QUIETUS: Antony and the Johnson’s new full length is dedicated to Antony Hegarty’s “art parent,” dancer Kazuo Ohno. |
I've always liked the idea of there being some weight to the "nines," meaning: if you're a year, and you're going to perch yourself at the very edge of a decade, you'd better be ready to represent. We want to look at you and see something bursting wide open (like London Calling in 1979), or watch something lose its grip on significance (like New Order with Technique in 1989); we want to witness a divine birth (Paul's Boutique and 3 Feet High and Rising were both '89), or behold a harbinger of doom (Cher dropped Believe in '99). Of course, these sorts of expectations are purely editorial. It's not like record companies are consciously trying to sum up the decade with their '09 schedules. (Would Franz Ferdinand be dabbling with dub on Tonight: Franz Ferdinand if that were the case?)
It's getting a lot trickier for albums to successfully tell us much about our times. The not-very-useful short explanation is that we've "gone digital," but there are real ramifications that come from splitting our fundamental units (albums) into a dizzying swirl of particles (from singles to mash-ups to remix stems): we're left with a decade (perhaps the first one ever) that can be more clearly understood through sound bites than statements — where fragments trounce frames. Whether that's a bad thing depends on how much you look to your artists to lead the way; and a look ahead to '09's first batch of releases suggests that more artists are holding mirrors right now than lanterns.

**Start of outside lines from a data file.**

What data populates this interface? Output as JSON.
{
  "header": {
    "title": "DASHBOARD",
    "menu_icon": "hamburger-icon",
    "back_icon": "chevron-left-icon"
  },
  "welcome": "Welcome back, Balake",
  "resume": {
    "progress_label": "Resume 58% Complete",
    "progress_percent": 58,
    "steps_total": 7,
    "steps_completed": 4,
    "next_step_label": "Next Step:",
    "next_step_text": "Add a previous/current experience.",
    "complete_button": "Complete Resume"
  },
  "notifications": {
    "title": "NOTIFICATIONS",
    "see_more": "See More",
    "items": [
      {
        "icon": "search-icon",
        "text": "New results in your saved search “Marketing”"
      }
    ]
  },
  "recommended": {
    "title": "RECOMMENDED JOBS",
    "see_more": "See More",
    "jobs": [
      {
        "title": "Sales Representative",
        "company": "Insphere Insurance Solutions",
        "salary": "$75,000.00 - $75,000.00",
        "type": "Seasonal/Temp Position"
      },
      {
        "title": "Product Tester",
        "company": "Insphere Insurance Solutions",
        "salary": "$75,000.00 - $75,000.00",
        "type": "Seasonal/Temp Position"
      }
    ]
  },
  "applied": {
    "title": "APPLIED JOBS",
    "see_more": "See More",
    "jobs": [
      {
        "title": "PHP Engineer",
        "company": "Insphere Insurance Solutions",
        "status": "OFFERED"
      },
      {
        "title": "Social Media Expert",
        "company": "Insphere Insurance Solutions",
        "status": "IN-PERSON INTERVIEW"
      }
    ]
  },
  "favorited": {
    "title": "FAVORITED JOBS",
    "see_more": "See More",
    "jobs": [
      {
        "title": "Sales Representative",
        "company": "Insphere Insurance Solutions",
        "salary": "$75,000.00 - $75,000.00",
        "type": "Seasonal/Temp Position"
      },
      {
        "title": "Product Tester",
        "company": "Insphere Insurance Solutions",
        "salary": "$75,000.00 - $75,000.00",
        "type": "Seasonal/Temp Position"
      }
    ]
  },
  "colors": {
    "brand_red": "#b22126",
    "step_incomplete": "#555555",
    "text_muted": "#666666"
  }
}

Early 2009 promises to be a time of attempted resurgence for many — and some will have it easier than others. An understandable demand for quietus at the end of such a destabilizing decade will provide nice conditions for the arrival of The Crying Light, the first new full-length offering of ghostly cabaret from Antony and the Johnsons, due out on Secretly Canadian on January 20. It's a contemplative, beautiful batch of songs, dedicated to Antony Hegarty's "art parent," dancer Kazuo Ohno. The following week, whistling multi-instrumentalist Andrew Bird will release his fifth album Noble Beast (Fat Possum). Last month, in an Opinion piece for The New York Times, Bird remarked, "If an artist is creative enough, it should be possible to make great art without resorting to self-immolation," but his songs regularly back up his addendum that he tends to "err on the side of discomfort." Beast will be a welcome arrival (in a grim time) for Bird's continually charming ability to whistle your heart into your throat, but also for the balance of clear-eyed ambition and wild uncertainty that its title hints at and that its songs enact so deftly.